José Joaquim da Rocha transformou sua própria casa, na Rua da Ajuda, no famoso “Clube de Resistência”, onde se realizaram os principais atos preparatórios do Fico histórico. O Clube passou a chamar-se “Clube da Independência, congregando vários nomes identificados com a Independência.
Salomão de Vasconcelos cita vários mineiros que também trabalharam pela Independência, em diferentes iniciativas: desembargador José Teixeira da Fonseca Vasconcelos (Visconde de Caeté), Pedro Dias Paes Leme (Marquês de Quixeramobim), o conselheiro Paulo Barbosa da Silva, o padre Belchior Pinheiro de Oliveira, o tenente-coronel Joaquim José de Almeida, Juvêncio Maciel da Rocha e Inocêncio Maciel da Rocha. A José Joaquim da Rocha dá-se o título de “Precursor da Independência”. Sobre ele, personagem um tanto esquecido da História de Minas, diz Xavier da Veiga, autor de “Ephemérides Mineiras”: “Foi o mais influente, o mais ativo e o mais ousado impulsionador do grande movimento nacional pela Independência”. Merece lembrança outro mineiro, poeta e dirigente de um clube literário, nascido em Ouro Preto, Manoel Inácio Silva Alvarenga.

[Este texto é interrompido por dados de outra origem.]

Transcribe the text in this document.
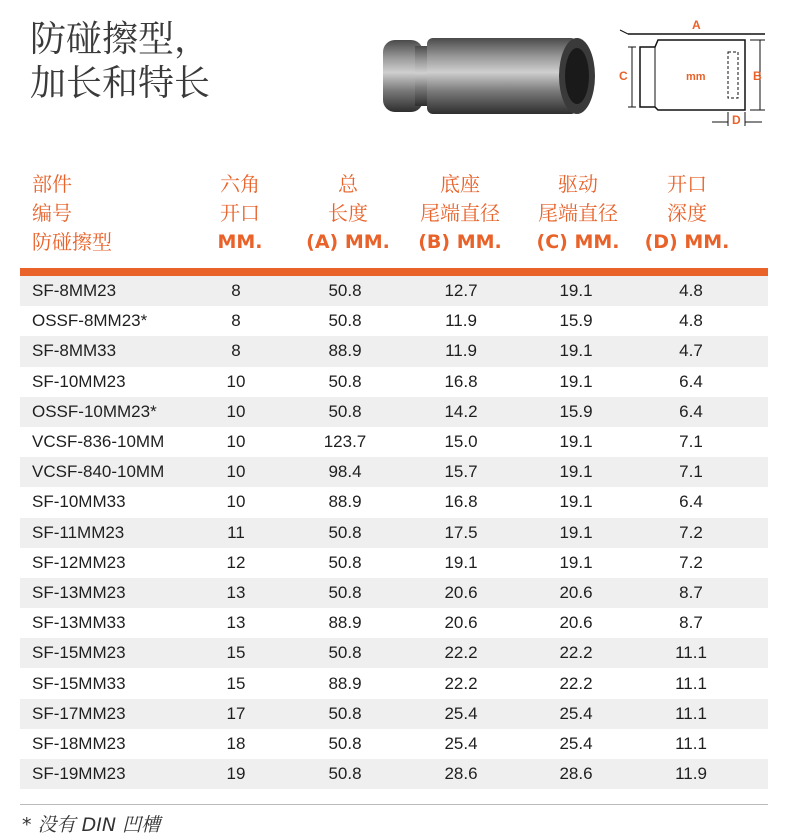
防碰擦型，
加长和特长
A
C	B
mm
D
部件
编号
防碰擦型
六角
开口
MM.
总
长度
(A) MM.
底座
尾端直径
(B) MM.
驱动
尾端直径
(C) MM.
开口
深度
(D) MM.
SF-8MM23	8	50.8	12.7	19.1	4.8
OSSF-8MM23*	8	50.8	11.9	15.9	4.8
SF-8MM33	8	88.9	11.9	19.1	4.7
SF-10MM23	10	50.8	16.8	19.1	6.4
OSSF-10MM23*	10	50.8	14.2	15.9	6.4
VCSF-836-10MM	10	123.7	15.0	19.1	7.1
VCSF-840-10MM	10	98.4	15.7	19.1	7.1
SF-10MM33	10	88.9	16.8	19.1	6.4
SF-11MM23	11	50.8	17.5	19.1	7.2
SF-12MM23	12	50.8	19.1	19.1	7.2
SF-13MM23	13	50.8	20.6	20.6	8.7
SF-13MM33	13	88.9	20.6	20.6	8.7
SF-15MM23	15	50.8	22.2	22.2	11.1
SF-15MM33	15	88.9	22.2	22.2	11.1
SF-17MM23	17	50.8	25.4	25.4	11.1
SF-18MM23	18	50.8	25.4	25.4	11.1
SF-19MM23	19	50.8	28.6	28.6	11.9
* 没有 DIN 凹槽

O historiador João Calmon define bem o momento histórico relativo à vinda de Dom Pedro a Minas e a importância da adesão dos mineiros à causa da Independência: A Independência era, “naquele instante, a causa do Brasil – causa esta que levaria o Brasil inteiro ao Ipiranga, numa aprovação unânime, que era a medida de anseio geral”. Ou seja: que Dom Pedro permanecesse no Brasil e proclamasse a Independência, desligando-se de Portugal. Por onde passou na sua viagem, fazendas, distritos, Barbacena, Queluz (Conselheiro Lafaiete) e São João del-Rei, mas especialmente em Vila Rica, dom Pedro obteve apoio unânime dos mineiros. Antes de entrar em Vila Rica lançou uma proclamação aos moradores, em que faz alusão às atitudes despóticas e repressivas das Cortes Portuguesas. O tenente-coronel José Maria Pinto Peixoto, comandante da guarnição federal em Vila Rica, único a opor resistência inicial, aderiu a Dom Pedro e passou a escoltá-lo na sua entrada na cidade. O historiador Eduardo Canabrava, no livro “D. Pedro – Jornada a Minas Gerais em 1822”, de 1972, descreve com detalhes o roteiro e os atos da visita a Minas.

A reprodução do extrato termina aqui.